Finalmente, quero apenas abordar o estado da luta antirracista dentro dos Estados Unidos hoje. Desde o início dos protestos de George Floyd temos visto massas e massas puxadas pelas milhões de pessoas em todo o país que haviam saído às ruas para protestar contra a brutalidade policial, pela justiça racial e para mostrar solidariedade por trás da ideia de que vidas negras são importantes. Neste ponto, vimos muitos protestos começarem a diminuir em termos do número de ações e da quantidade de pessoas.

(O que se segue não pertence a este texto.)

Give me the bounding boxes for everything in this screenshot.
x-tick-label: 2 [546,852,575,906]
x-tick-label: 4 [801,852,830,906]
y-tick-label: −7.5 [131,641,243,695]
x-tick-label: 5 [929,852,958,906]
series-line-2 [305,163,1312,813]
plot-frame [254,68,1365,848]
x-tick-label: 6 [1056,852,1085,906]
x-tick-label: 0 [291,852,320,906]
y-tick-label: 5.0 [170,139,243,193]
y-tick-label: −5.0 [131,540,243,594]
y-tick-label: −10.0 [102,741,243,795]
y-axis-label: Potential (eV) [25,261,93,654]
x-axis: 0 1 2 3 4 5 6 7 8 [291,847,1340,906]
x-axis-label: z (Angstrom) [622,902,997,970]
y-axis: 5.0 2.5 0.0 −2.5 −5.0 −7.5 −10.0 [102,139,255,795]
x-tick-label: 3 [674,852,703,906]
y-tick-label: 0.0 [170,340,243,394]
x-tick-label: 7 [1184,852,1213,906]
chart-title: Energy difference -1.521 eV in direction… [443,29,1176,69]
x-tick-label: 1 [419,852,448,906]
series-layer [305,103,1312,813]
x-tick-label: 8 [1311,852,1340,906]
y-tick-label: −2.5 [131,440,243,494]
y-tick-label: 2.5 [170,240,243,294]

Entretanto, acho que estamos vendo muitas conversas sérias acontecendo dentro dos sindicatos, dentro das organizações políticas e dentro das comunidades sobre como nos organizamos para fazer com que vidas negras sejam importantes. Nesta segunda-feira, haverá uma série de ações de protesto lideradas por sindicatos de trabalhadores em apoio à questão das vidas negras e pedindo um plano econômico de justiça racial para as vidas negras. O movimento continua a se desenvolver e a se desdobrar, mas precisa desesperadamente de uma liderança forte da classe trabalhadora e da liderança socialista.
[1] Caucus é o nome dado aos grupos políticos internos que compõem o DSA. Não confundir com o caucus eleitoral realizado em alguns estados dos EUA.
[2] A página The Call (socialistcall.com) é a ferramenta de difusão do caucus Bread & Roses.
[3] As legislações de Jim Crow foram o conjunto de leis estaduais e locais promulgadas no final do século XIX e início do XX que impunham a segregação racial em diversos estados norte-americanos. A expressão provavelmente origina-se da canção racista “Jump Jim Crow”, lançada em 1832.
[4] Grande mobilização do povo Dakota contra a construção do oleoduto de acesso Dakota em 2016.